Die hessische Linksfraktion bestand von April 2008 bis Januar 2024

Rede

Torsten Felstehausen - Beamtenbesoldung: Schwarzgrün hält verfassungswidrigen Zustand aufrecht

Torsten FelstehausenInnenpolitikWirtschaft und Arbeit

In seiner 118. Plenarsitzung am 15. November 2022 diskutierte der Hessische Landtag zum Gesetzentwurf von CDU und Grünen zur Besoldungsanpassung von Beamt:innen. Dazu die Rede unseres innenpolitischen Sprechers Torsten Felstehausen.

Sehr geehrte Frau Präsidentin, meine Damen und Herren!

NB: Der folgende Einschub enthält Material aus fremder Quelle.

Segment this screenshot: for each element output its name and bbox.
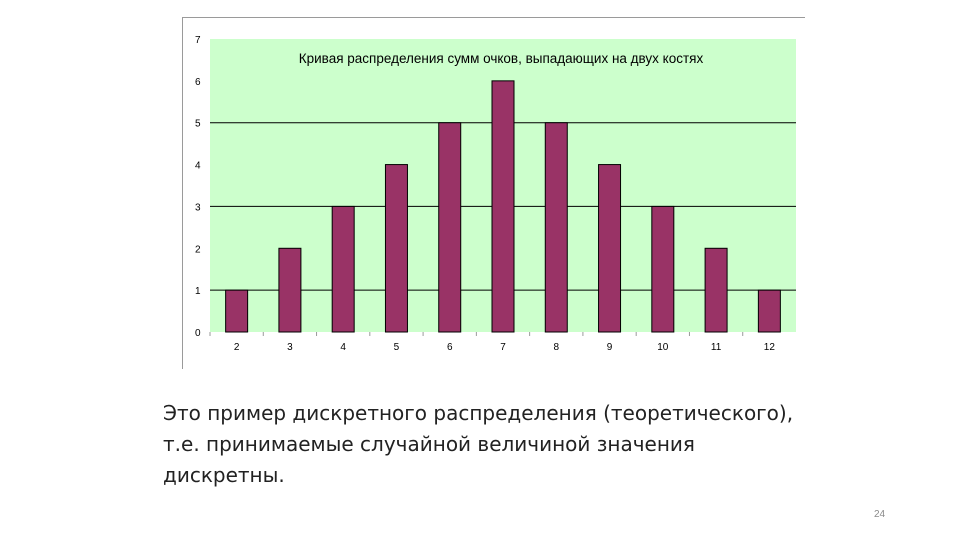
- x-tick-label: 7: [500, 342, 506, 353]
- y-tick-label: 3: [195, 202, 201, 213]
- y-tick-label: 6: [195, 77, 201, 88]
- bar-8: [544, 122, 568, 333]
- x-tick-label: 4: [340, 342, 346, 353]
- x-tick-label: 10: [657, 342, 669, 353]
- bar-7: [491, 80, 515, 333]
- bar-12: [757, 289, 781, 333]
- bar-6: [438, 122, 462, 333]
- x-axis-ticks: 2 3 4 5 6 7 8 9 10 11 12: [209, 332, 776, 353]
- bar-4: [331, 205, 355, 333]
- bar-5: [384, 164, 408, 333]
- y-tick-label: 7: [195, 35, 201, 46]
- x-tick-label: 3: [287, 342, 293, 353]
- page-number: 24: [874, 509, 886, 520]
- y-tick-label: 1: [195, 286, 201, 297]
- bar-10: [651, 205, 675, 333]
- bar-9: [598, 164, 622, 333]
- chart-title: Кривая распределения сумм очков, выпадаю…: [299, 51, 704, 66]
- y-tick-label: 5: [195, 119, 201, 130]
- bar-11: [704, 247, 728, 333]
- x-tick-label: 6: [447, 342, 453, 353]
- bars: [225, 80, 781, 333]
- y-axis-ticks: 0 1 2 3 4 5 6 7: [195, 35, 201, 339]
- caption-text: Это пример дискретного распределения (те…: [163, 401, 794, 487]
- bar-2: [225, 289, 249, 333]
- x-tick-label: 5: [394, 342, 400, 353]
- x-tick-label: 9: [607, 342, 613, 353]
- x-tick-label: 12: [764, 342, 776, 353]
- x-tick-label: 11: [711, 342, 722, 353]
- x-tick-label: 8: [553, 342, 559, 353]
- x-tick-label: 2: [234, 342, 240, 353]
- y-tick-label: 0: [195, 328, 201, 339]
- bar-3: [278, 247, 302, 333]
- y-tick-label: 2: [195, 244, 201, 255]
- y-tick-label: 4: [195, 161, 201, 172]
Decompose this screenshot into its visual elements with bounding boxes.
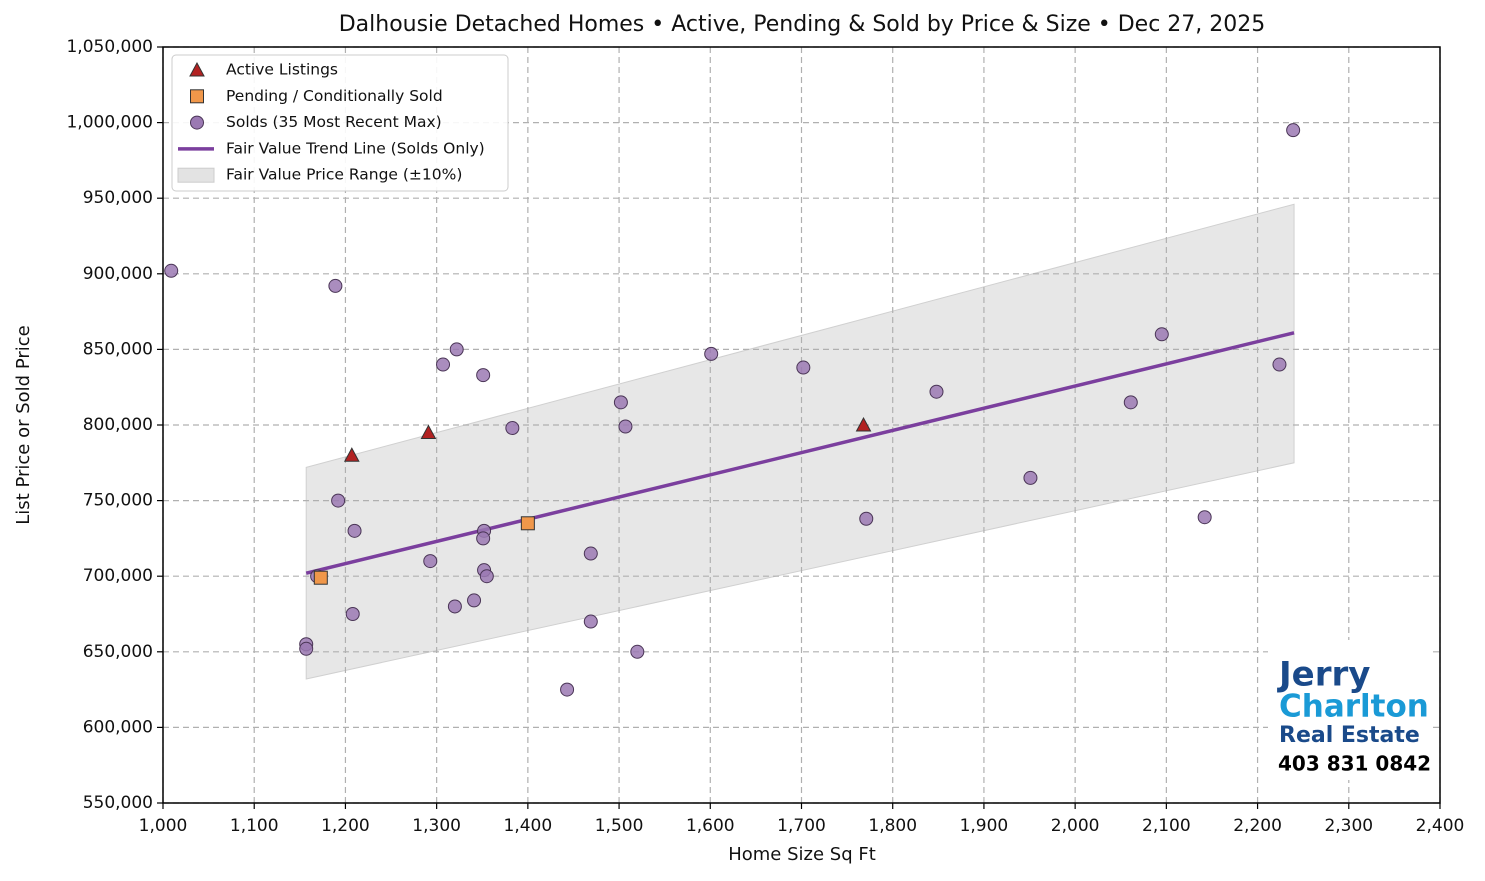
data-point xyxy=(345,607,360,621)
data-point xyxy=(476,531,491,546)
plot-frame xyxy=(162,46,1441,804)
x-tick-label: 1,400 xyxy=(504,816,553,836)
x-tick-label: 2,400 xyxy=(1416,816,1465,836)
x-tick-label: 1,300 xyxy=(412,816,461,836)
data-point xyxy=(1272,357,1287,372)
y-tick-label: 900,000 xyxy=(83,264,153,284)
x-tick-label: 1,500 xyxy=(595,816,644,836)
logo-text: 403 831 0842 xyxy=(1278,752,1431,776)
data-point xyxy=(583,546,598,561)
x-tick-label: 1,000 xyxy=(139,816,188,836)
y-tick-label: 600,000 xyxy=(83,717,153,737)
legend-label: Fair Value Price Range (±10%) xyxy=(226,166,462,184)
data-point xyxy=(328,278,343,293)
data-point xyxy=(560,682,575,697)
data-point xyxy=(347,523,362,538)
data-point xyxy=(164,263,179,278)
legend-box xyxy=(171,54,509,192)
data-point xyxy=(331,493,346,508)
x-tick-label: 1,700 xyxy=(777,816,826,836)
data-point xyxy=(420,424,437,440)
legend-label: Fair Value Trend Line (Solds Only) xyxy=(226,139,485,157)
data-point xyxy=(299,641,314,656)
data-point xyxy=(436,357,451,372)
legend-label: Active Listings xyxy=(226,61,338,79)
triangle-marker xyxy=(189,61,205,77)
data-point xyxy=(583,614,598,629)
data-point xyxy=(505,421,520,436)
data-point xyxy=(313,570,328,585)
y-tick-label: 550,000 xyxy=(83,793,153,813)
logo-text: Jerry xyxy=(1277,655,1370,695)
x-tick-label: 2,000 xyxy=(1051,816,1100,836)
x-tick-label: 1,800 xyxy=(868,816,917,836)
legend-label: Solds (35 Most Recent Max) xyxy=(226,113,442,131)
data-point xyxy=(1197,510,1212,525)
data-point xyxy=(1154,327,1169,342)
data-point xyxy=(859,511,874,526)
data-point xyxy=(447,599,462,614)
chart-title: Dalhousie Detached Homes • Active, Pendi… xyxy=(339,12,1266,37)
y-tick-label: 750,000 xyxy=(83,491,153,511)
x-tick-label: 1,900 xyxy=(960,816,1009,836)
y-tick-label: 650,000 xyxy=(83,642,153,662)
data-point xyxy=(796,360,811,375)
logo-text: Real Estate xyxy=(1279,723,1420,748)
trend-line xyxy=(305,331,1295,575)
data-point xyxy=(1023,470,1038,485)
data-point xyxy=(343,447,360,462)
circle-marker xyxy=(190,115,204,130)
x-tick-label: 2,300 xyxy=(1324,816,1373,836)
square-marker xyxy=(190,89,204,104)
legend-swatch xyxy=(177,167,215,183)
x-tick-label: 2,200 xyxy=(1233,816,1282,836)
data-point xyxy=(704,346,719,361)
logo-bg xyxy=(1268,640,1430,780)
data-point xyxy=(476,368,491,383)
y-tick-label: 800,000 xyxy=(83,415,153,435)
data-point xyxy=(630,644,645,659)
y-tick-label: 850,000 xyxy=(83,339,153,359)
x-tick-label: 1,200 xyxy=(321,816,370,836)
data-point xyxy=(1286,123,1301,138)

Ich möchte Heike Hofmann ausdrücklich für diese klaren Worte danken und mich denen in weiten Teilen auch anschließen.

Die Landesregierung bringt hier über die Fraktionen von CDU und GRÜNEN einen Gesetzentwurf ein, von dem sie selbst eingesteht, dass er dazu führt, dass damit ein verfassungswidriger Zustand im Ergebnis länger anhält. Das können Sie wörtlich nachlesen in der Vorbemerkung zu dem Gesetz, das sie vorgelegt haben.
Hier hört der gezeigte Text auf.